# 2. Сборка датасета 

In [1]:
import os
import sys
import random
import pickle

import pandas as pd
import numpy as np
from matplotlib import pyplot as plt

from tqdm import tqdm
from pandarallel import pandarallel

import pymorphy2
import nltk

from sklearn.model_selection import train_test_split

SEED = 1
random.seed(SEED)

pd.set_option('display.max_colwidth', 255)
tqdm.pandas()
pandarallel.initialize(progress_bar=True, nb_workers=8, use_memory_fs=False)

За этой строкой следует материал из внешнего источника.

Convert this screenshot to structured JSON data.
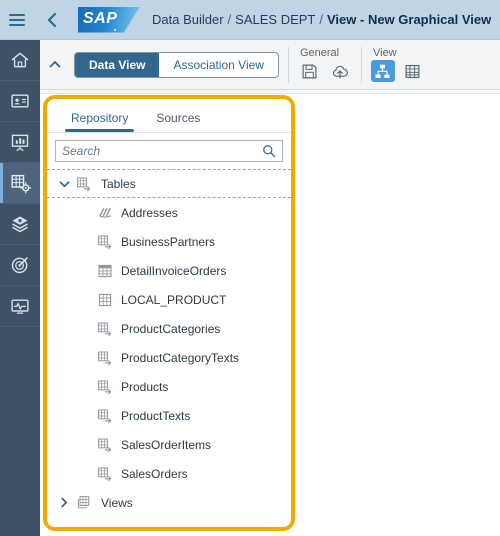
{
  "header": {
    "menu_icon": "hamburger-icon",
    "back_icon": "chevron-left-icon",
    "logo_text": "SAP",
    "breadcrumb": {
      "items": [
        "Data Builder",
        "SALES DEPT"
      ],
      "separator": "/",
      "current": "View - New Graphical View"
    }
  },
  "rail": {
    "items": [
      {
        "name": "home",
        "icon": "home-icon",
        "active": false
      },
      {
        "name": "catalog",
        "icon": "id-card-icon",
        "active": false
      },
      {
        "name": "story",
        "icon": "presentation-board-icon",
        "active": false
      },
      {
        "name": "data-builder",
        "icon": "data-builder-icon",
        "active": true
      },
      {
        "name": "business-builder",
        "icon": "layers-icon",
        "active": false
      },
      {
        "name": "planning",
        "icon": "target-icon",
        "active": false
      },
      {
        "name": "system-monitor",
        "icon": "monitor-pulse-icon",
        "active": false
      }
    ]
  },
  "toolbar": {
    "collapse_icon": "chevron-up-icon",
    "segmented": {
      "options": [
        "Data View",
        "Association View"
      ],
      "selected": "Data View"
    },
    "groups": [
      {
        "label": "General",
        "buttons": [
          {
            "name": "save",
            "icon": "save-floppy-icon",
            "active": false
          },
          {
            "name": "deploy",
            "icon": "cloud-upload-icon",
            "active": false
          }
        ]
      },
      {
        "label": "View",
        "buttons": [
          {
            "name": "graphical-view",
            "icon": "hierarchy-icon",
            "active": true
          },
          {
            "name": "table-view",
            "icon": "grid-table-icon",
            "active": false
          }
        ]
      }
    ]
  },
  "panel": {
    "highlight_color": "#f0ab00",
    "tabs": [
      {
        "label": "Repository",
        "active": true
      },
      {
        "label": "Sources",
        "active": false
      }
    ],
    "search": {
      "placeholder": "Search",
      "value": "",
      "icon": "search-icon"
    },
    "tree": [
      {
        "label": "Tables",
        "icon": "remote-table-icon",
        "chevron": "chevron-down-icon",
        "expanded": true,
        "level": 0,
        "selected": true
      },
      {
        "label": "Addresses",
        "icon": "local-table-stack-icon",
        "level": 1
      },
      {
        "label": "BusinessPartners",
        "icon": "remote-table-icon",
        "level": 1
      },
      {
        "label": "DetailInvoiceOrders",
        "icon": "view-table-icon",
        "level": 1
      },
      {
        "label": "LOCAL_PRODUCT",
        "icon": "grid-table-icon",
        "level": 1
      },
      {
        "label": "ProductCategories",
        "icon": "remote-table-icon",
        "level": 1
      },
      {
        "label": "ProductCategoryTexts",
        "icon": "remote-table-icon",
        "level": 1
      },
      {
        "label": "Products",
        "icon": "remote-table-icon",
        "level": 1
      },
      {
        "label": "ProductTexts",
        "icon": "remote-table-icon",
        "level": 1
      },
      {
        "label": "SalesOrderItems",
        "icon": "remote-table-icon",
        "level": 1
      },
      {
        "label": "SalesOrders",
        "icon": "remote-table-icon",
        "level": 1
      },
      {
        "label": "Views",
        "icon": "views-stack-icon",
        "chevron": "chevron-right-icon",
        "expanded": false,
        "level": 0
      }
    ]
  },
  "colors": {
    "header_bg": "#bfd4e4",
    "rail_bg": "#3d5167",
    "accent_blue": "#31678e",
    "active_icon_blue": "#4a9ae0",
    "highlight_orange": "#f0ab00"
  }
}
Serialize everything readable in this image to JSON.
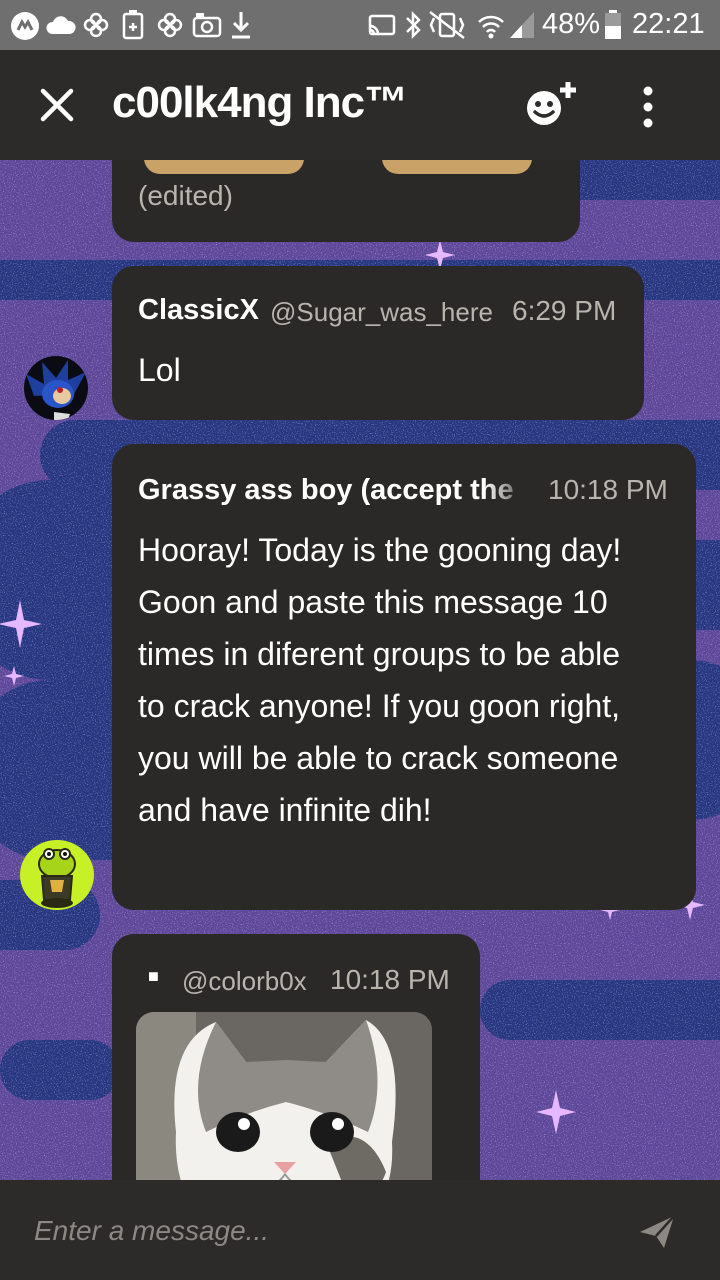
{
  "status_bar": {
    "battery": "48%",
    "time": "22:21",
    "icons": [
      "messenger-icon",
      "cloud-icon",
      "pinwheel-icon",
      "battery-saver-icon",
      "pinwheel-icon",
      "camera-icon",
      "download-icon",
      "cast-icon",
      "bluetooth-icon",
      "vibrate-icon",
      "wifi-icon",
      "signal-icon",
      "battery-icon"
    ]
  },
  "app_bar": {
    "title": "c00lk4ng Inc™",
    "icons": [
      "close-icon",
      "add-member-icon",
      "more-vert-icon"
    ]
  },
  "messages": [
    {
      "type": "partial",
      "edited_label": "(edited)"
    },
    {
      "author": "ClassicX",
      "handle": "@Sugar_was_here",
      "time": "6:29 PM",
      "text": "Lol",
      "avatar": "sonic-avatar"
    },
    {
      "author": "Grassy ass boy (accept the",
      "time": "10:18 PM",
      "text": "Hooray! Today is the gooning day! Goon and paste this message 10 times in diferent groups to be able to crack anyone! If you goon right, you will be able to crack someone and have infinite dih!",
      "avatar": "frog-avatar"
    },
    {
      "author_marker": "■",
      "handle": "@colorb0x",
      "time": "10:18 PM",
      "image": "cat-image"
    }
  ],
  "input": {
    "placeholder": "Enter a message..."
  },
  "colors": {
    "appbar": "#2d2b29",
    "bubble": "#2b2928",
    "background": "#3c3671",
    "status_bar": "#6f6f6f",
    "frog_avatar": "#c8f026"
  }
}
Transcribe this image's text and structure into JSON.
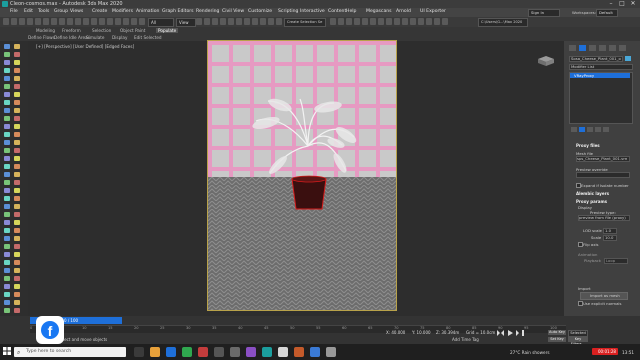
{
  "window": {
    "title": "Cleon-cosmos.max - Autodesk 3ds Max 2020",
    "controls": [
      "–",
      "□",
      "✕"
    ]
  },
  "menu": [
    "File",
    "Edit",
    "Tools",
    "Group",
    "Views",
    "Create",
    "Modifiers",
    "Animation",
    "Graph Editors",
    "Rendering",
    "Civil View",
    "Customize",
    "Scripting",
    "Interactive",
    "Content",
    "Help",
    "Megascans",
    "Arnold",
    "UI Exporter"
  ],
  "toolbar": {
    "selection_filter": "All",
    "view_dropdown": "View",
    "selection_set": "Create Selection Se",
    "workspace": "C:\\Users\\G...\\Max 2020",
    "signin": "Sign In",
    "workspaces": "Workspaces:",
    "workspace_value": "Default"
  },
  "ribbon": {
    "tabs": [
      "Modeling",
      "Freeform",
      "Selection",
      "Object Paint",
      "Populate"
    ],
    "subtabs": [
      "Define Flows",
      "Define Idle Areas",
      "Simulate",
      "Display",
      "Edit Selected"
    ]
  },
  "viewport": {
    "label": "[+] [Perspective] [User Defined] [Edged Faces]"
  },
  "right_panel": {
    "object_name": "Sosa_Cheese_Plant_001_obj_...",
    "modifier_list": "Modifier List",
    "stack_item": "VRayProxy",
    "sections": {
      "proxy_files": "Proxy files",
      "mesh_file_label": "Mesh file",
      "mesh_file_value": "sps_Cheese_Plant_001.vrmesh",
      "preview_override": "Preview override",
      "expand": "Expand if Isolate number",
      "alembic_layers": "Alembic layers",
      "proxy_params": "Proxy params",
      "display": "Display",
      "preview_type": "Preview type:",
      "preview_type_value": "preview from file (proxy)",
      "lod_scale": "LOD scale",
      "lod_value": "1.0",
      "scale": "Scale",
      "scale_value": "10.0",
      "flip_axis": "Flip axis",
      "animation": "Animation",
      "playback": "Playback",
      "loop": "Loop",
      "import": "Import",
      "import_as_mesh": "Import as mesh",
      "use_explicit_normals": "Use explicit normals"
    }
  },
  "timeline": {
    "frame": "0 / 100",
    "ticks": [
      "0",
      "5",
      "10",
      "15",
      "20",
      "25",
      "30",
      "35",
      "40",
      "45",
      "50",
      "55",
      "60",
      "65",
      "70",
      "75",
      "80",
      "85",
      "90",
      "95",
      "100"
    ],
    "status": "Click or click-and-drag to select objects",
    "prompt": "Select and move objects",
    "coords": {
      "x": "X: 40.000",
      "y": "Y: 10.000",
      "z": "Z: 30.394m"
    },
    "grid": "Grid = 10.0cm",
    "add_time_tag": "Add Time Tag",
    "autokey": "Auto Key",
    "selected": "Selected",
    "set_key": "Set Key",
    "key_filters": "Key Filters..."
  },
  "taskbar": {
    "search_placeholder": "Type here to search",
    "weather": "27°C Rain showers",
    "rec": "00:01:28",
    "time": "13:51"
  },
  "colors": {
    "accent_blue": "#1e6fd9",
    "facebook_blue": "#1877f2",
    "wall_pink": "#e69ac2",
    "rec_red": "#d92020"
  }
}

INFO: Pandarallel will run on 8 workers.
INFO: Pandarallel will use standard multiprocessing data transfer (pipe) to transfer data between the main process and workers.


## 1. Загрузка данных 

In [2]:
abbr = pd.read_csv("../data/abbr.csv")
lenta = pd.read_csv("../data/lenta.csv")

  lenta = pd.read_csv("../data/lenta.csv")


## Замена явных сокращений в текстках 

In [5]:
abbr_counter = abbr.groupby("abbr_norm").size()
explicit_abbr = abbr_counter[abbr_counter == 1].index.to_list()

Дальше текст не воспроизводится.